As of now, the 2012 guidelines of the Ministry of Home Affairs restricting the joy of parenthood through surrogacy to only foreign couples with at least two years of marriage, thereby depriving single foreign parents their right to be fathers or mothers, falls foul of the 2015 statutory guidelines of the Ministry of Women and Child Development which permits any prospective adoptive single foreign parent, irrespective of his marital status, to adopt a child from India. The benefit of Article 21 of the Constitution, available to all persons including foreign nationals in India, guarantees the right to life to all. It envelopes the right to privacy, to which the right to reproductive autonomy is inherent. Therefore, the right to bear a child or the right to become a parent by surrogacy cannot be curtailed by Government guidelines. Furthermore, the ban on conceiving children through surrogacy by single foreign parents also contradicts the new statutory mandate of adoption of Indian children by single foreign parents. The left and right hands of the Government do not seem to be in tandem.
In an ongoing appeal pending in the Supreme Court since 2010, in the matter of two German children in the case of Jan Balaz born through surrogacy on 14 October 2015, the Supreme Court has identified fourteen issues for determination confronting the very viability, legality, morality and approval of commercial surrogacy. notice has also been taken of permissability of import of human embryos amounting to commoditisation of human life and in violation of right to life. This is whilst the Government has initiated a consultative process on the ART Bill 2014. Serious debate, deliberation and pondering is immediate need on surrogacy.

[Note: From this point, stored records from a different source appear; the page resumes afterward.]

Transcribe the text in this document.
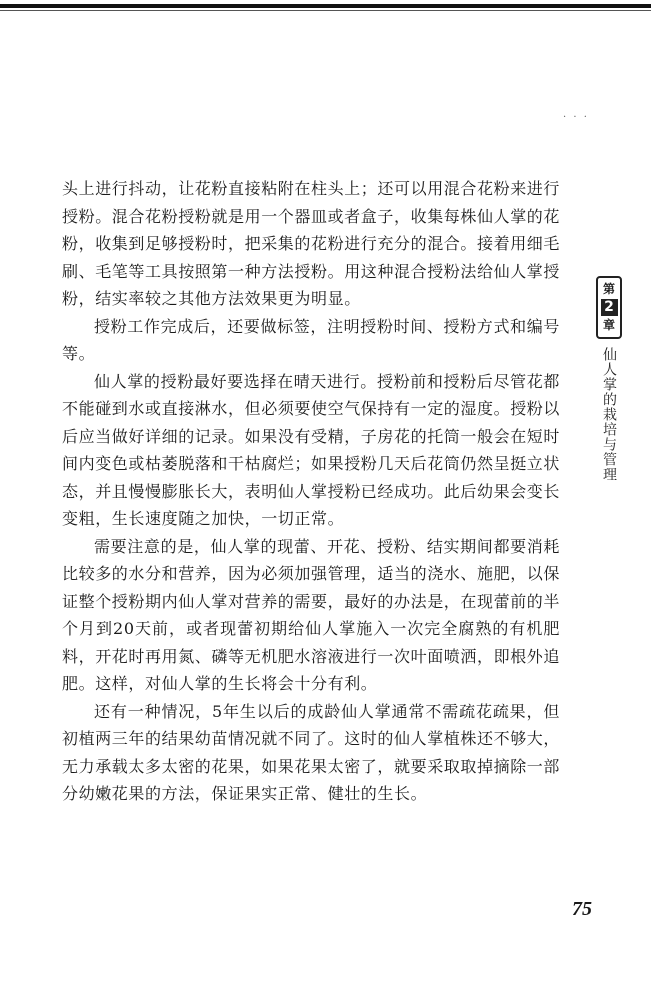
· · ·

头上进行抖动，让花粉直接粘附在柱头上；还可以用混合花粉来进行授粉。混合花粉授粉就是用一个器皿或者盒子，收集每株仙人掌的花粉，收集到足够授粉时，把采集的花粉进行充分的混合。接着用细毛刷、毛笔等工具按照第一种方法授粉。用这种混合授粉法给仙人掌授粉，结实率较之其他方法效果更为明显。

授粉工作完成后，还要做标签，注明授粉时间、授粉方式和编号等。

仙人掌的授粉最好要选择在晴天进行。授粉前和授粉后尽管花都不能碰到水或直接淋水，但必须要使空气保持有一定的湿度。授粉以后应当做好详细的记录。如果没有受精，子房花的托筒一般会在短时间内变色或枯萎脱落和干枯腐烂；如果授粉几天后花筒仍然呈挺立状态，并且慢慢膨胀长大，表明仙人掌授粉已经成功。此后幼果会变长变粗，生长速度随之加快，一切正常。

需要注意的是，仙人掌的现蕾、开花、授粉、结实期间都要消耗比较多的水分和营养，因为必须加强管理，适当的浇水、施肥，以保证整个授粉期内仙人掌对营养的需要，最好的办法是，在现蕾前的半个月到20天前，或者现蕾初期给仙人掌施入一次完全腐熟的有机肥料，开花时再用氮、磷等无机肥水溶液进行一次叶面喷洒，即根外追肥。这样，对仙人掌的生长将会十分有利。

还有一种情况，5年生以后的成龄仙人掌通常不需疏花疏果，但初植两三年的结果幼苗情况就不同了。这时的仙人掌植株还不够大，无力承载太多太密的花果，如果花果太密了，就要采取取掉摘除一部分幼嫩花果的方法，保证果实正常、健壮的生长。

第
2
章
仙人掌的栽培与管理
75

India, having kindled the fire of surrogacy, now cannot sit back and turn a blind eye. Considering that the commissioning mothers may be Indian nationals whose lives and safety may be at grave risk, there is a dire need for enactment of a wholesome law enveloping all current societal practices associated with surrogacy. If, by an existing law made by Parliament, children from India are permitted to be adopted by foreigners irrespective of being a couple or being single, subject to checks, clearances, permissions and screening by a court, a similar logic must prevail for surrogacy as well. The proper approach would be to regulate the practice by a clear codified law in tandem with what has become a societal practice. Persons, citizens or foreigners will not matter. The appropriate and desirable method would be to create a mechanism to judge suitability of proposed surrogate parents rather than to debar all single or foreign persons. An existing strict and rigorous mechanism for inter-country adoptions administered by the Central Adoption Resource Agency (CARA), which is now proposed to be a statutory body, is the ideal example to cite in support. We cannot shut our thinking down simply because of the problems. Solutions must be found, and a law governing surrogacy in the waiting for the past 10 years must eventually give birth to a statute.